Güney Afrika'da her yıl gerçekleşen ve "KwaZulu-Natal Sardalya Koşusu" olarak bilinen, milyarlarca sardalyanın katıldığı 1500 kilometrelik göç, bu yıl da başladı. Bu devasa göç, Güneydoğu Afrika'daki deniz ekosistemlerinin en önemli olaylarından biri olarak kabul ediliyor ve birçok deniz canlısı ile kuş türü için hayati önem taşıyor.
Nelson Mandela Üniversitesi Kıyı ve Deniz Araştırmaları Enstitüsü Öğretim Üyesi Prof. Dr. Lorien Pichegru, sardalyaların göçünün hala birçok gizem barındırdığını ve bu göçün biyokütle açısından dünyanın en büyük hayvan hareketliliği olduğunu belirtti. Pichegru, "Bu göç hareketi, başta deniz kuşları olmak üzere birçok yırtıcı hayvan için çok önemli. Örneğin Kap Sümsüğü kuşları, yumurtlama döngülerini sardalya koşusuna göre ayarlıyorlar" dedi.
Ancak Pichegru, iklim krizi ve aşırı avlanmanın sardalya nüfusu üzerinde ciddi baskılar oluşturduğunu, bu durumun sardalyaların yaşam döngüsünü tehdit ettiğini vurguladı. Özellikle deniz suyu sıcaklığının yükselmesi, sardalyaların larva döneminde hayatta kalmasını zorlaştırarak popülasyonun azalmasına yol açıyor.
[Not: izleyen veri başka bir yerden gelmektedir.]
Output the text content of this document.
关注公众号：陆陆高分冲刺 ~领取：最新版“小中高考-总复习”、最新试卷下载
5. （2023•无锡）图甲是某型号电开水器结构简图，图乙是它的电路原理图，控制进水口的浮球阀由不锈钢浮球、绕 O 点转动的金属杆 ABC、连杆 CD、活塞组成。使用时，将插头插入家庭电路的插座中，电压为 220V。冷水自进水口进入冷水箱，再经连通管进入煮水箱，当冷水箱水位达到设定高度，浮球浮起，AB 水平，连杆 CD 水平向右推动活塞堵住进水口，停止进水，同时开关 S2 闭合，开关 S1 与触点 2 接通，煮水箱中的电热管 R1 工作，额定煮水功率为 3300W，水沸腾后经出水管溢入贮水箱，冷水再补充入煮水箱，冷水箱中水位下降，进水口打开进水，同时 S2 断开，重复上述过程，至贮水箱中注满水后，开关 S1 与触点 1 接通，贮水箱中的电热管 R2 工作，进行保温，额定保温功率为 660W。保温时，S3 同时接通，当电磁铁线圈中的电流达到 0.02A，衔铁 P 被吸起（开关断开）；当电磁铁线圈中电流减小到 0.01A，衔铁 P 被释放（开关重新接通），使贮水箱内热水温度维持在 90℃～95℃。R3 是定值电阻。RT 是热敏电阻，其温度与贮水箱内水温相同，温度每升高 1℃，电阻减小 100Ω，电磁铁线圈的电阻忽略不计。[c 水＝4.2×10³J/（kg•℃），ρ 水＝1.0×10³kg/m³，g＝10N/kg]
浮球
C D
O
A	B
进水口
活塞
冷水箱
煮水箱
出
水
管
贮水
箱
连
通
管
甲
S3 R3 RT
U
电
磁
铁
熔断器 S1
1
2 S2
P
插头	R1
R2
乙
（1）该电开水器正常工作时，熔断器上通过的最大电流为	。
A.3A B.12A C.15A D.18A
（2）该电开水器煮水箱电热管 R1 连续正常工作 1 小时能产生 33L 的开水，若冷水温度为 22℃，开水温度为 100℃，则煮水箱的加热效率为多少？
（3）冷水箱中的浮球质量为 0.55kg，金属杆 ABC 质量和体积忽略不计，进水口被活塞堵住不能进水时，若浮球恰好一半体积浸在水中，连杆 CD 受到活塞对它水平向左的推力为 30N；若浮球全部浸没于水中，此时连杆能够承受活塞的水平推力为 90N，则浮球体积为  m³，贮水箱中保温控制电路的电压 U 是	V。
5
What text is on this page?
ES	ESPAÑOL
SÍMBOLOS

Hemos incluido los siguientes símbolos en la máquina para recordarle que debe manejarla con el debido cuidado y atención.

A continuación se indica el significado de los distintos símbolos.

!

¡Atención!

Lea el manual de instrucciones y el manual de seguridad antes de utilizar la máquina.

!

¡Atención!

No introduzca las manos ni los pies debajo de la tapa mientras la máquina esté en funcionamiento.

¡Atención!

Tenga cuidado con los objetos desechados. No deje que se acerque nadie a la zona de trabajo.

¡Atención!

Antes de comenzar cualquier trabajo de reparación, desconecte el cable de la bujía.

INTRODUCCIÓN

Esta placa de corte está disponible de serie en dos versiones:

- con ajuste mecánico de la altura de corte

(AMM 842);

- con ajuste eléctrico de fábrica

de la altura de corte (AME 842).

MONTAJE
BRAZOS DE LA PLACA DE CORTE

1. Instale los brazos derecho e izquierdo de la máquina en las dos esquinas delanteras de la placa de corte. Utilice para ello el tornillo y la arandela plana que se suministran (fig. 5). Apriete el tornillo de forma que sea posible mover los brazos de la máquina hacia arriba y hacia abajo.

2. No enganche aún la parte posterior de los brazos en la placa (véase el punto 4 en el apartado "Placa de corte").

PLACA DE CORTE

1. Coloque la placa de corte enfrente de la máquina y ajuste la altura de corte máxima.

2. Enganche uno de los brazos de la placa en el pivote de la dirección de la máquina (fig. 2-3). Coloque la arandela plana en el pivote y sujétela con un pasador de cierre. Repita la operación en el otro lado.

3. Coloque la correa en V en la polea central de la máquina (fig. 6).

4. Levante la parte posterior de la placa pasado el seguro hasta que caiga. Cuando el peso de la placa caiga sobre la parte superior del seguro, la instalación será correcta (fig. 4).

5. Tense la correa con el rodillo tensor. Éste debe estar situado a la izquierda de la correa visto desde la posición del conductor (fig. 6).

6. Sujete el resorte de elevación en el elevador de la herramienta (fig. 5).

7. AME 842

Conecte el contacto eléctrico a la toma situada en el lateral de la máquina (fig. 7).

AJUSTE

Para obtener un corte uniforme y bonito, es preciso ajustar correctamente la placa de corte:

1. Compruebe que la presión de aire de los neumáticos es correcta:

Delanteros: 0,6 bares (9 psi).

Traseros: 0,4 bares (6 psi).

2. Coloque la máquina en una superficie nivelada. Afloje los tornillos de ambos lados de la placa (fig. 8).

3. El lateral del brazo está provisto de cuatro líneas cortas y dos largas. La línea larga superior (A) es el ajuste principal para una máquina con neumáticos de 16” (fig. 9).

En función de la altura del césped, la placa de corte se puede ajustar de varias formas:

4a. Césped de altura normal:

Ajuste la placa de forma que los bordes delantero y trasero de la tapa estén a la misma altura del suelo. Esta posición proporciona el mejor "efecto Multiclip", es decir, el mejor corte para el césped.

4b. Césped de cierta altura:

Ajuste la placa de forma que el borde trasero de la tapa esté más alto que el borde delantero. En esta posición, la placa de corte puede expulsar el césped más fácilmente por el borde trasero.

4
Bu durum, yalnızca deniz ekosistemini değil, aynı zamanda bölgedeki balıkçılar ve ekonomiyi de olumsuz etkileyebilir.
Bölgede devam eden petrol ve gaz arama çalışmaları da habitatı tehdit ediyor. Deniz tabanındaki kazı çalışmaları ciddi ses kirliliği yaratırken, olası bir petrol sızıntısı, Agulhas akıntısı nedeniyle geniş bir alana yayılabilir ve ekosistemde geri dönüşü olmayan zararlara yol açabilir.
Fransız Ulusal Bilimsel Araştırma Merkezi (CNRS) ve Birleşmiş Milletler Eğitim, Bilim ve Kültür Teşkilatı (UNESCO) desteğiyle gerçekleştirilen bir proje kapsamında, bilim insanları, sanatçılar ve aktivistler bu devasa göçü kayda alarak biyoçeşitliliğin önemine dikkat çekiyor. Projenin yöneticilerinden su altı fotoğrafçısı Alexis Rosenfeld, bu projeyle tehlike altındaki ekosistemlerin ve sardalya göçünün güzelliklerini göstermek istediklerini belirtti.